You can view and download the full code as described in this blog here and a slightly improved version here.

PLEASE NOTE

  • Build with Unity 2019.4.17 LTS or higher 2019 LTS version but not Unity 2020 or 2021
  • Make sure you have selected Target SDK and Minimum platform version 18362
  • Make sure you have selected Universal Windows Platform
  • Make sure you have selected ARM64 and D3D.
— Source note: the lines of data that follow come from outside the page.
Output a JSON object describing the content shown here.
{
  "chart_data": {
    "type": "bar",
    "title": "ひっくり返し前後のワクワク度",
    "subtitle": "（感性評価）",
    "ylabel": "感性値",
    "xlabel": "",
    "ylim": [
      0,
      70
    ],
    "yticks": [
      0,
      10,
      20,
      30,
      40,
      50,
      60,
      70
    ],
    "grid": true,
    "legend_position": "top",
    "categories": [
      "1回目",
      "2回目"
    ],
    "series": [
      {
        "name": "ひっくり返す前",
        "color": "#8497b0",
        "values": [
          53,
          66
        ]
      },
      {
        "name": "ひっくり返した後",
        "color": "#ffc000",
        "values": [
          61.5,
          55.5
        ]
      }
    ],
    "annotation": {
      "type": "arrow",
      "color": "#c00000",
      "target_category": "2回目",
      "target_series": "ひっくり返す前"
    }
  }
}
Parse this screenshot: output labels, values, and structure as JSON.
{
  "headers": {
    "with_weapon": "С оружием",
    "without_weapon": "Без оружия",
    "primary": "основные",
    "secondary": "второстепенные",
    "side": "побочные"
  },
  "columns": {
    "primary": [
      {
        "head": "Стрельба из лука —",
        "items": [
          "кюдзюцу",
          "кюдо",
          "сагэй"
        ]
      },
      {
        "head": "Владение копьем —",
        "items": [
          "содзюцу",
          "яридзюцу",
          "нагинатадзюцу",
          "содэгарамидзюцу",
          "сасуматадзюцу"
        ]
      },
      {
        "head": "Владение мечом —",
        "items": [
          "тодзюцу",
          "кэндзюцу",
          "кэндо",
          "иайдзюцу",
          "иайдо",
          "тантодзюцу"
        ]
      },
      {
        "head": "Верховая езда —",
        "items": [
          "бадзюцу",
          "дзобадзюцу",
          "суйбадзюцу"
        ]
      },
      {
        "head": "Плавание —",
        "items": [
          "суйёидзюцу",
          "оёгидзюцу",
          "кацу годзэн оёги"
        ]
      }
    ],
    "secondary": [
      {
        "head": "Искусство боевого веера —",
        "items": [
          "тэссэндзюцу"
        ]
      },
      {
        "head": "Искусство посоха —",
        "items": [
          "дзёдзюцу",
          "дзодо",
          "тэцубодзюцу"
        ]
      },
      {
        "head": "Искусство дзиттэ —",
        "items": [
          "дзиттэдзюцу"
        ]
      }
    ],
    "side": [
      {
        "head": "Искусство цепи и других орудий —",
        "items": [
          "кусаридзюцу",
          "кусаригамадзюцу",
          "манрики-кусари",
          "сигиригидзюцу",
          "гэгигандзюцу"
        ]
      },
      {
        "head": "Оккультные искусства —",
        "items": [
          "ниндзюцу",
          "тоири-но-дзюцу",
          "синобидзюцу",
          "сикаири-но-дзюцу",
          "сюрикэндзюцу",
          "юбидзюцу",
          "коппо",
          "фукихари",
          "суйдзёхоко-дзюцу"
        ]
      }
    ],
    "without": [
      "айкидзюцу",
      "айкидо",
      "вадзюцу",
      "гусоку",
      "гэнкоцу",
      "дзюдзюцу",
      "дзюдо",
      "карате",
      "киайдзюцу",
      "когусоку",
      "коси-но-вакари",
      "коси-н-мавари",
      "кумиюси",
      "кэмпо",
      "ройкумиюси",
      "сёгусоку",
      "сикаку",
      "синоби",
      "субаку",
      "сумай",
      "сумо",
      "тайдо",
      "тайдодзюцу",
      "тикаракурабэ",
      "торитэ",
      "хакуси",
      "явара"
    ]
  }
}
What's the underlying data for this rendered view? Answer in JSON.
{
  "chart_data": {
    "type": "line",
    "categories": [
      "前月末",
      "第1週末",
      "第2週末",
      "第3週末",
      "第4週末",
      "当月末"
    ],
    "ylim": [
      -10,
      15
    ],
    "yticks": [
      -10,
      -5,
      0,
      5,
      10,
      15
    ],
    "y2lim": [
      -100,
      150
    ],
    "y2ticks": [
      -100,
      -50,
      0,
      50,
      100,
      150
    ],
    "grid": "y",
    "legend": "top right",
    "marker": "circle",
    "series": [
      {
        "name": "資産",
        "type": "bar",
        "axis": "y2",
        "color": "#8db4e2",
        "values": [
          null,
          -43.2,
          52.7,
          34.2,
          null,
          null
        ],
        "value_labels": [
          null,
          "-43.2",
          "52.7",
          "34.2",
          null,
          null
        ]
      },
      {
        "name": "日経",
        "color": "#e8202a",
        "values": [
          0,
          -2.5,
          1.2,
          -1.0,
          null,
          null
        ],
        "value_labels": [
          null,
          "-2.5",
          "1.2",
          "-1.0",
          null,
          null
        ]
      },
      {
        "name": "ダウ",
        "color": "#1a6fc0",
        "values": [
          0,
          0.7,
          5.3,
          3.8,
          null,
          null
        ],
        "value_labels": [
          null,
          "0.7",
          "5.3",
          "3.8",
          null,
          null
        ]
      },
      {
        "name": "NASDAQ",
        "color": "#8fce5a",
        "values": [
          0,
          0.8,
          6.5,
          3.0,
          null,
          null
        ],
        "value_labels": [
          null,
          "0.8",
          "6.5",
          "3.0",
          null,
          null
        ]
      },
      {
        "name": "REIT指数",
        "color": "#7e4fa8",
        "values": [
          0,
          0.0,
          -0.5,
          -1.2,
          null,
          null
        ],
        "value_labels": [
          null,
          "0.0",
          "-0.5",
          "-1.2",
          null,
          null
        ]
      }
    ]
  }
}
In the generated Visual Studio project, make sure

  • Target Platform versions are set to 18632 or higher
  • Deploy to HoloLens 2 using Visual Studio 2019, platform toolset 142 and build settings Master/ARM64

IF ALL ELSE FAILS

For some reason people regularly seem to be unable to build a package that actually works. Typically the app reads the QR code, but does not show the airplane. Even if I pull the code from GitHub, build it in Unity, and deploy it from Visual Studio following the steps above, it always works. So I would like to suggest carefully checking your steps if something does not work.

If all else fails, you can download a fully built package here. If even this does not work, there might be some kind of environmental issue. Try, for instance, setting you HoloLens to English/US.